When Labels Fail

I joined the LGBTIQ movement as a teenager because I was shocked at the levels of hate I was seeing when the first few Pride marches were being organized in Riga, Latvia, and I wanted to help, somehow.

From early on, those I met there asked who I was. Was I a lesbian, was I an ally, was I bisexual? In the 19 years of life prior to meeting my LGBTIQ community, I had only been attracted to men. So I guessed that I was straight, and because people asked, I identified as such. But I didn’t like the label.

Then at 24 I fell in love with a woman. And it confused me. And my Latvian LGBTIQ friends said - finally, you’ve come out of the closet! And it made me so angry, that they presumed to know my identity better than I did. It made me question myself and whether I had been lying to myself for 24 years. I hadn’t. My next love was a man. And the one after that too. Then people said - oh, maybe you’re bi! And I thought, maybe! And so, when asked, that’s what I’d say. But that didn’t feel liberating or empowering. In fact, I felt the opposite. I felt constricted, and imposed upon.

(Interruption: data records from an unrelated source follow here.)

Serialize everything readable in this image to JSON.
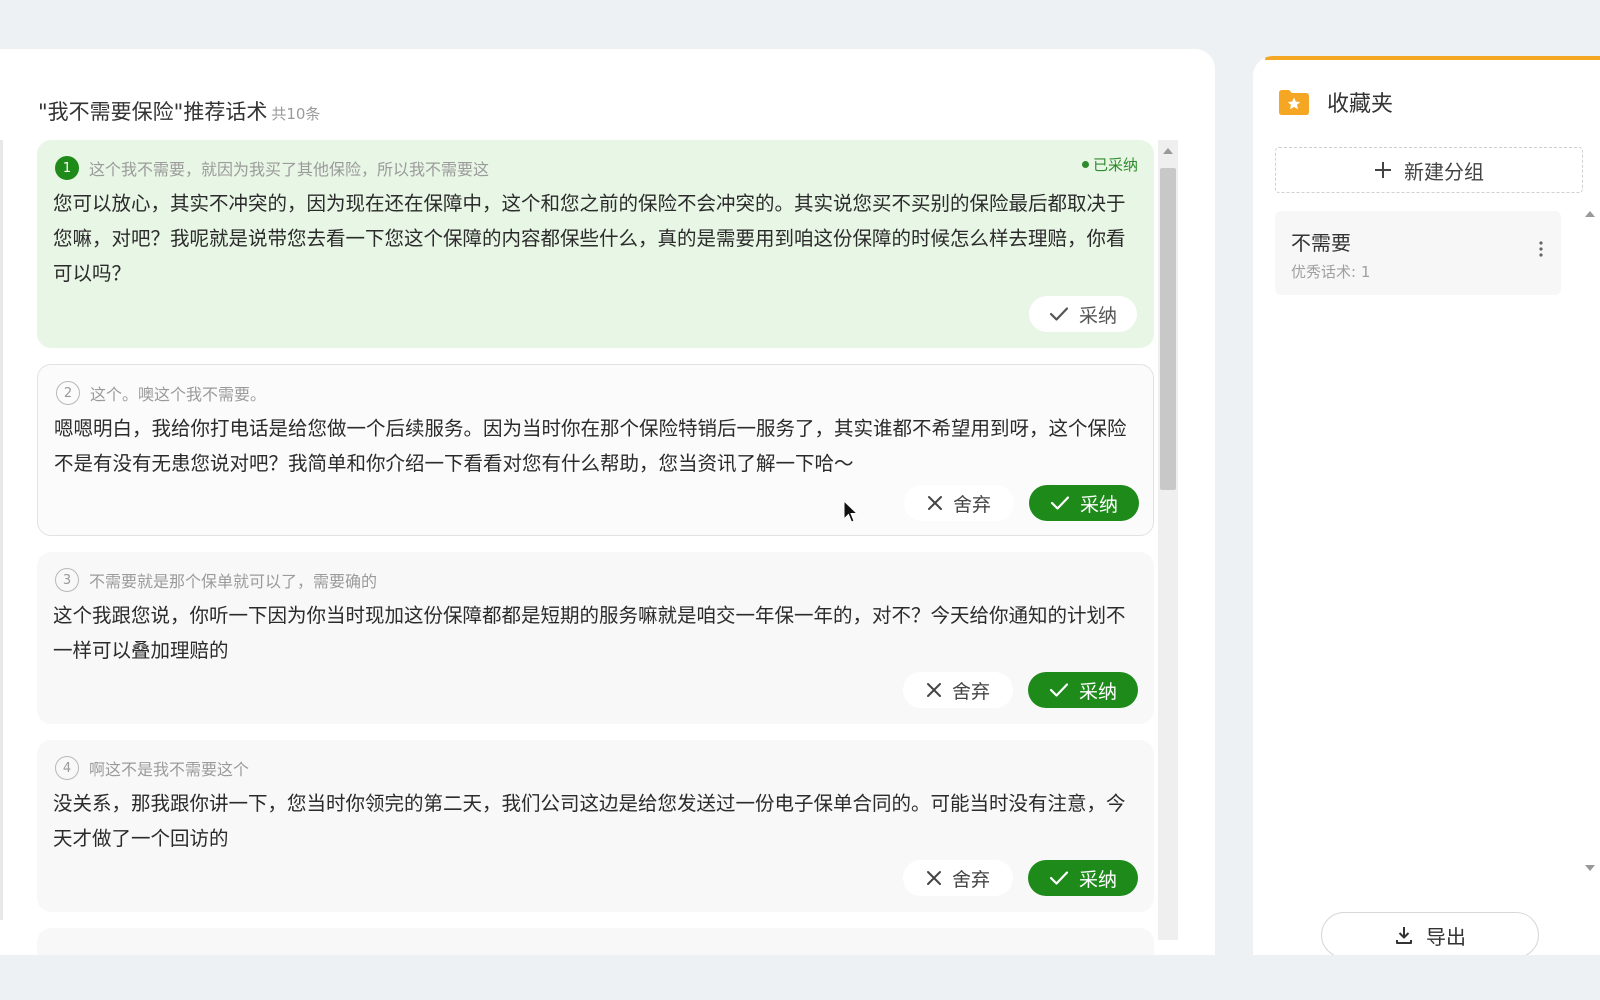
{
  "main": {
    "title": "\"我不需要保险\"推荐话术",
    "count": "共10条",
    "cards": [
      {
        "index": "1",
        "question": "这个我不需要，就因为我买了其他保险，所以我不需要这",
        "answer": "您可以放心，其实不冲突的，因为现在还在保障中，这个和您之前的保险不会冲突的。其实说您买不买别的保险最后都取决于您嘛，对吧？我呢就是说带您去看一下您这个保障的内容都保些什么，真的是需要用到咱这份保障的时候怎么样去理赔，你看可以吗？",
        "status": "已采纳",
        "adopt_label": "采纳"
      },
      {
        "index": "2",
        "question": "这个。噢这个我不需要。",
        "answer": "嗯嗯明白，我给你打电话是给您做一个后续服务。因为当时你在那个保险特销后一服务了，其实谁都不希望用到呀，这个保险不是有没有无患您说对吧？我简单和你介绍一下看看对您有什么帮助，您当资讯了解一下哈～",
        "discard_label": "舍弃",
        "adopt_label": "采纳"
      },
      {
        "index": "3",
        "question": "不需要就是那个保单就可以了，需要确的",
        "answer": "这个我跟您说，你听一下因为你当时现加这份保障都都是短期的服务嘛就是咱交一年保一年的，对不？今天给你通知的计划不一样可以叠加理赔的",
        "discard_label": "舍弃",
        "adopt_label": "采纳"
      },
      {
        "index": "4",
        "question": "啊这不是我不需要这个",
        "answer": "没关系，那我跟你讲一下，您当时你领完的第二天，我们公司这边是给您发送过一份电子保单合同的。可能当时没有注意，今天才做了一个回访的",
        "discard_label": "舍弃",
        "adopt_label": "采纳"
      }
    ]
  },
  "sidebar": {
    "title": "收藏夹",
    "new_group_label": "新建分组",
    "groups": [
      {
        "name": "不需要",
        "count": "优秀话术: 1"
      }
    ],
    "export_label": "导出"
  },
  "colors": {
    "accent_green": "#1e8a1a",
    "adopted_bg": "#e8f6e6",
    "accent_orange": "#f5a623"
  },
  "icons": {
    "folder": "folder-star-icon",
    "plus": "plus-icon",
    "check": "check-icon",
    "close": "close-icon",
    "more": "more-vertical-icon",
    "download": "download-icon"
  }
}
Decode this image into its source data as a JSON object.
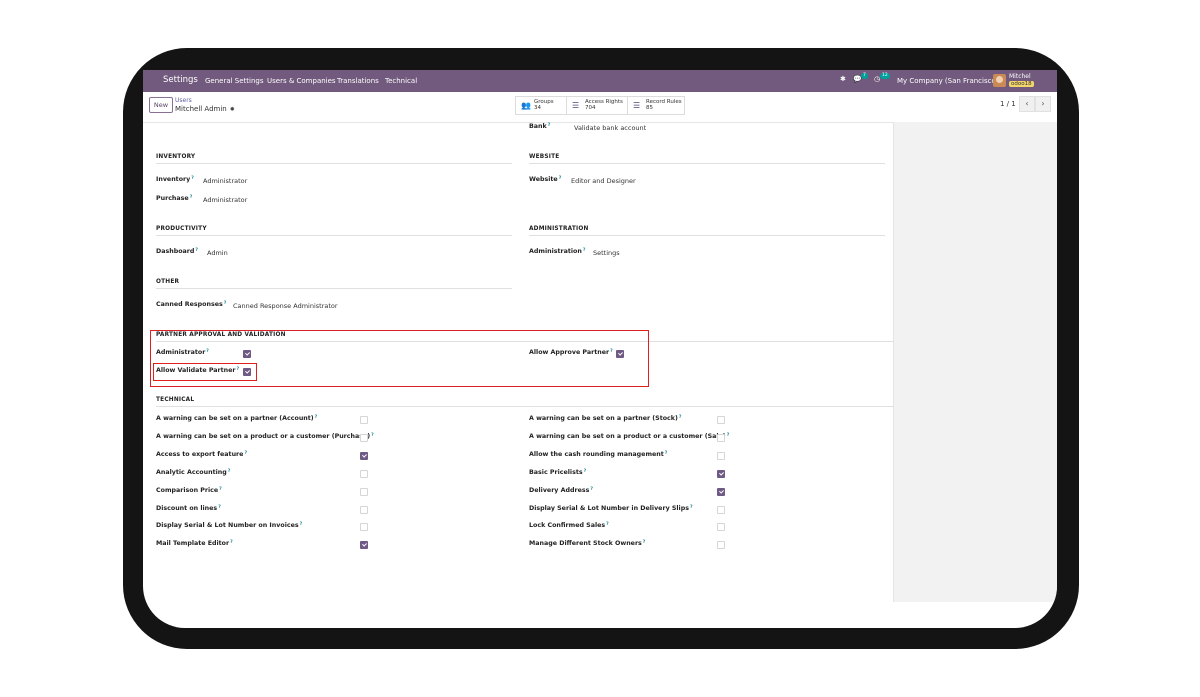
{
  "navbar": {
    "brand": "Settings",
    "menu": [
      "General Settings",
      "Users & Companies",
      "Translations",
      "Technical"
    ],
    "messages_count": "7",
    "activities_count": "12",
    "company": "My Company (San Francisco)",
    "user_name": "Mitchel",
    "db_name": "odoo18"
  },
  "control": {
    "new_label": "New",
    "breadcrumb_parent": "Users",
    "breadcrumb_current": "Mitchell Admin",
    "smart_buttons": [
      {
        "label": "Groups",
        "count": "34",
        "icon": "users-icon"
      },
      {
        "label": "Access Rights",
        "count": "704",
        "icon": "list-icon"
      },
      {
        "label": "Record Rules",
        "count": "85",
        "icon": "list-icon"
      }
    ],
    "pager": "1 / 1"
  },
  "form": {
    "bank": {
      "label": "Bank",
      "value": "Validate bank account"
    },
    "inventory": {
      "title": "INVENTORY",
      "fields": [
        {
          "label": "Inventory",
          "value": "Administrator"
        },
        {
          "label": "Purchase",
          "value": "Administrator"
        }
      ]
    },
    "website": {
      "title": "WEBSITE",
      "fields": [
        {
          "label": "Website",
          "value": "Editor and Designer"
        }
      ]
    },
    "productivity": {
      "title": "PRODUCTIVITY",
      "fields": [
        {
          "label": "Dashboard",
          "value": "Admin"
        }
      ]
    },
    "administration": {
      "title": "ADMINISTRATION",
      "fields": [
        {
          "label": "Administration",
          "value": "Settings"
        }
      ]
    },
    "other": {
      "title": "OTHER",
      "fields": [
        {
          "label": "Canned Responses",
          "value": "Canned Response Administrator"
        }
      ]
    },
    "partner_approval": {
      "title": "PARTNER APPROVAL AND VALIDATION",
      "administrator": {
        "label": "Administrator",
        "checked": true
      },
      "allow_validate": {
        "label": "Allow Validate Partner",
        "checked": true
      },
      "allow_approve": {
        "label": "Allow Approve Partner",
        "checked": true
      }
    },
    "technical": {
      "title": "TECHNICAL",
      "left": [
        {
          "label": "A warning can be set on a partner (Account)",
          "checked": false
        },
        {
          "label": "A warning can be set on a product or a customer (Purchase)",
          "checked": false
        },
        {
          "label": "Access to export feature",
          "checked": true
        },
        {
          "label": "Analytic Accounting",
          "checked": false
        },
        {
          "label": "Comparison Price",
          "checked": false
        },
        {
          "label": "Discount on lines",
          "checked": false
        },
        {
          "label": "Display Serial & Lot Number on Invoices",
          "checked": false
        },
        {
          "label": "Mail Template Editor",
          "checked": true
        }
      ],
      "right": [
        {
          "label": "A warning can be set on a partner (Stock)",
          "checked": false
        },
        {
          "label": "A warning can be set on a product or a customer (Sale)",
          "checked": false
        },
        {
          "label": "Allow the cash rounding management",
          "checked": false
        },
        {
          "label": "Basic Pricelists",
          "checked": true
        },
        {
          "label": "Delivery Address",
          "checked": true
        },
        {
          "label": "Display Serial & Lot Number in Delivery Slips",
          "checked": false
        },
        {
          "label": "Lock Confirmed Sales",
          "checked": false
        },
        {
          "label": "Manage Different Stock Owners",
          "checked": false
        }
      ]
    }
  },
  "colors": {
    "navbar": "#715a7d",
    "checkbox_on": "#6e5a84",
    "highlight": "#e02020",
    "help": "#1a8e99"
  }
}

6 years later when I fell in love with another woman, I didn’t try to define what this meant about my sexuality or which letter of the acronym I fall, or don’t fall under. A few years after that, when I had one of those beautifully blinding crushes on a non-binary person, I didn’t think about it at all.

Essentially, labels have forever failed to define quite who I am.

I moved around a lot when I was growing up, and people would ask: “Are you Latvian? But your English is so good! Are you an expat? But you were born in Latvia! So what are you? Oh, I know! You must be the child of a diplomat.” I’m not, by the way.

It felt much the same when I joined, and stayed in the LGBTIQ movement.

It seems to me that labels are there to help other people define and understand me, not for myself. So I have never had a coming out. Because I have not found a term that I’m comfortable with, and mostly because it is no one’s business but my own. I’d like to live in a world where we don’t have to come out, where we can just be, where all of our multitudes of intricately interwoven identities are accepted, where arbitrarily assigned norms don’t exist. So for me, coming out day is about being true to yourself.